Crossover is nothing new. In the 19th century, Franz Liszt and Johannes Brahms appropriated Hungarian gypsy melodies for the salon and concert hall, drawing on the verbunkos fiddler style in their collections of rhapsodies and dances. After their glittering Mahler 4 on Wednesday, encrusted in Klimtian gold, the Budapest Festival Orchestra voyaged back down the Danube for a night in old Café Budapest. With Iván Fischer as amiable host, they drew the music back to its folk roots, inviting three players from that tradition to add a liberal sprinkling of paprika to the orchestral goulash. Critical review by Mark Pullinger, Backtrack.
Many of Liszt’s Hungarian Rhapsodies are characterised by the variations in tempo found in the traditional csárdás, starting out slowly (lassú) before whipping up to an invigorating finish (friss, literally “fresh”). There is an improvisational quality to the music as notated by Liszt, but Fischer upped the ante by peppering the scores with cimbalom, Jenő Lisztes introducing us to its succulent tang with a brief solo.

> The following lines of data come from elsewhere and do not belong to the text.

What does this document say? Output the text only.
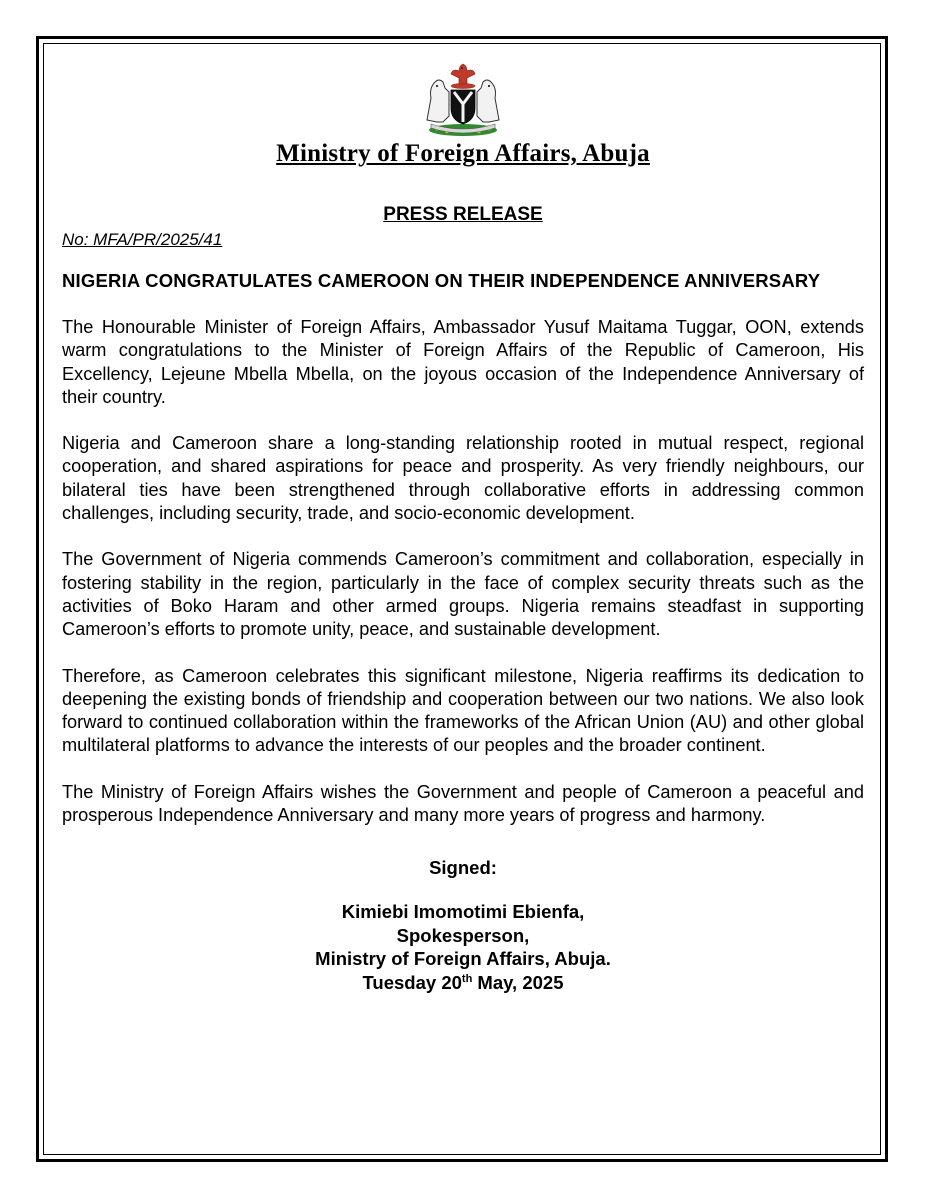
Ministry of Foreign Affairs, Abuja
PRESS RELEASE
No: MFA/PR/2025/41
NIGERIA CONGRATULATES CAMEROON ON THEIR INDEPENDENCE ANNIVERSARY

The Honourable Minister of Foreign Affairs, Ambassador Yusuf Maitama Tuggar, OON, extends warm congratulations to the Minister of Foreign Affairs of the Republic of Cameroon, His Excellency, Lejeune Mbella Mbella, on the joyous occasion of the Independence Anniversary of their country.

Nigeria and Cameroon share a long-standing relationship rooted in mutual respect, regional cooperation, and shared aspirations for peace and prosperity. As very friendly neighbours, our bilateral ties have been strengthened through collaborative efforts in addressing common challenges, including security, trade, and socio-economic development.

The Government of Nigeria commends Cameroon’s commitment and collaboration, especially in fostering stability in the region, particularly in the face of complex security threats such as the activities of Boko Haram and other armed groups. Nigeria remains steadfast in supporting Cameroon’s efforts to promote unity, peace, and sustainable development.

Therefore, as Cameroon celebrates this significant milestone, Nigeria reaffirms its dedication to deepening the existing bonds of friendship and cooperation between our two nations. We also look forward to continued collaboration within the frameworks of the African Union (AU) and other global multilateral platforms to advance the interests of our peoples and the broader continent.

The Ministry of Foreign Affairs wishes the Government and people of Cameroon a peaceful and prosperous Independence Anniversary and many more years of progress and harmony.

Signed:
Kimiebi Imomotimi Ebienfa,
Spokesperson,
Ministry of Foreign Affairs, Abuja.
Tuesday 20th May, 2025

Any Hungarian band needs a primás – a violinist leader to wander from table to table and dash off flamboyant fireworks. József Lendvay’s modest demeanour doesn’t quite fit that bill… at least, until he plays. Lendvay first picked up a violin at the age of two and now, well into his seventies, his playing – on his father’s fiddle – exuded natural charm and a lifetime inhabiting this music. What tales this violin could tell! His son, József Lendvay Jr, opted for a conservatory training but traditions hold strong and he dispatched Pablo de Sarasate’s Zigeunerweisen with swagger, style and smoky tone.